クランベールに行ってきます
午後になり、結衣がいつものように厨房でケーキを仕込んで、研究室に戻ると、レフォール王子がジレットを伴い訪れていた。
結衣は扉を閉めるなり、つかつかと王子に歩み寄る。
「ちょっと、レフォール! 移動する時は連絡する約束でしょ?」
「おまえ! 何、呼び捨てにしてるんだ!」
すかさずロイドがやって来て、結衣の腕を引いた。結衣は平然と釈明する。
「名前でいいって本人に言われたのよ。自分自身に殿下って呼ばれてるようで気持ち悪いって」
「たとえ、そうでも……!」
ロイドが反論しようとすると、王子が笑いながら遮った。
「いいんだよ、ロイド。ユイにはいっぱい借りがあるしね。でも僕の声で女言葉は止めて欲しいな」
「あなたのフリをしてる時は、ちゃんとやってたわよ。誰にもばれてないんだから、区別つかなくなるわよ。いいの?」
「……わかったよ」
ジレットが王子の横でクスクス笑った。
現役復帰した王子は、早速秘密を教えるために、ジレットを呼んだらしい。
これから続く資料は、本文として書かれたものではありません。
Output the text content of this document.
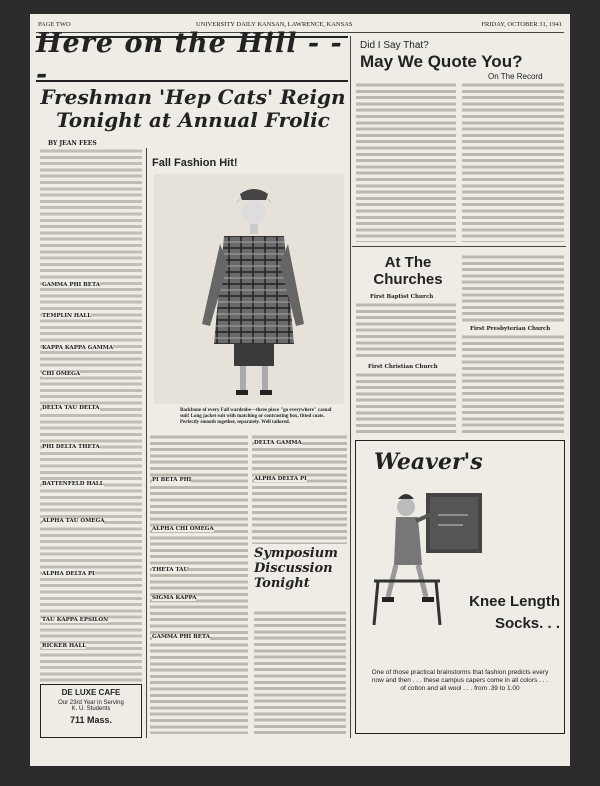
PAGE TWO	UNIVERSITY DAILY KANSAN, LAWRENCE, KANSAS	FRIDAY, OCTOBER 31, 1941
Here on the Hill - - -
Freshman 'Hep Cats' Reign Tonight at Annual Frolic
BY JEAN FEES
GAMMA PHI BETA
TEMPLIN HALL
KAPPA KAPPA GAMMA
CHI OMEGA
DELTA TAU DELTA
PHI DELTA THETA
BATTENFELD HALL
ALPHA TAU OMEGA
ALPHA DELTA PI
TAU KAPPA EPSILON
RICKER HALL
DE LUXE CAFE
Our 23rd Year in Serving
K. U. Students
711 Mass.
Fall Fashion Hit!
Backbone of every Fall wardrobe—three piece "go everywhere" casual suit! Long jacket suit with matching or contrasting box, fitted coats. Perfectly smooth together, separately. Well tailored.
PI BETA PHI
ALPHA CHI OMEGA
THETA TAU
SIGMA KAPPA
GAMMA PHI BETA
DELTA GAMMA
ALPHA DELTA PI
Symposium Discussion Tonight
Did I Say That?
May We Quote You?
On The Record
At The Churches
First Baptist Church
First Christian Church
First Presbyterian Church
Weaver's
Knee Length Socks. . .
One of those practical brainstorms that fashion predicts every now and then . . . these campus capers come in all colors . . . of cotton and all wool . . . from .39 to 1.00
ラクロット氏と三人で地下遺跡を見学した後、ロイドのマシンを見に研究室にやって来たという。
結衣が戻った時、部外者が入ってきたら困るので、研究室の入口には「危険! 立ち入り禁止」の貼り紙をしてあったらしいが、文字の読めない結衣は眼中になかった。
「何が危険なの? って疑問に思わない?」
結衣が問いかけると、王子はイタズラっぽく笑った。
「ロイドは時々、妙なものを作って驚かせるから、みんな納得すると思うよ」
結衣も思いきり納得した。気を取り直してジレットに尋ねる。
「ジレット、時間ある?」
「ええ」
「よかった。もうすぐケーキが出来るから、食べていって」
「はい」
ジレットと会うのは誘拐未遂事件の日以来だ。帰るまでに、もう一度会いたいと思っていたので、ちょうどよかった。
結衣が再び厨房にケーキの様子を見に行こうとした時、扉がノックされ、ローザンの声が聞こえた。
「ロイドさん。今、入ってもいいですか?」
貼り紙の効果があったらしい。
「おまえひとりなら、いいぞ」
ロイドが答えると、扉がそっと開かれ、ローザンが恐る恐る顔を覗かせた。そして、結衣と王子に目を留め、納得したようにホッと息をついた。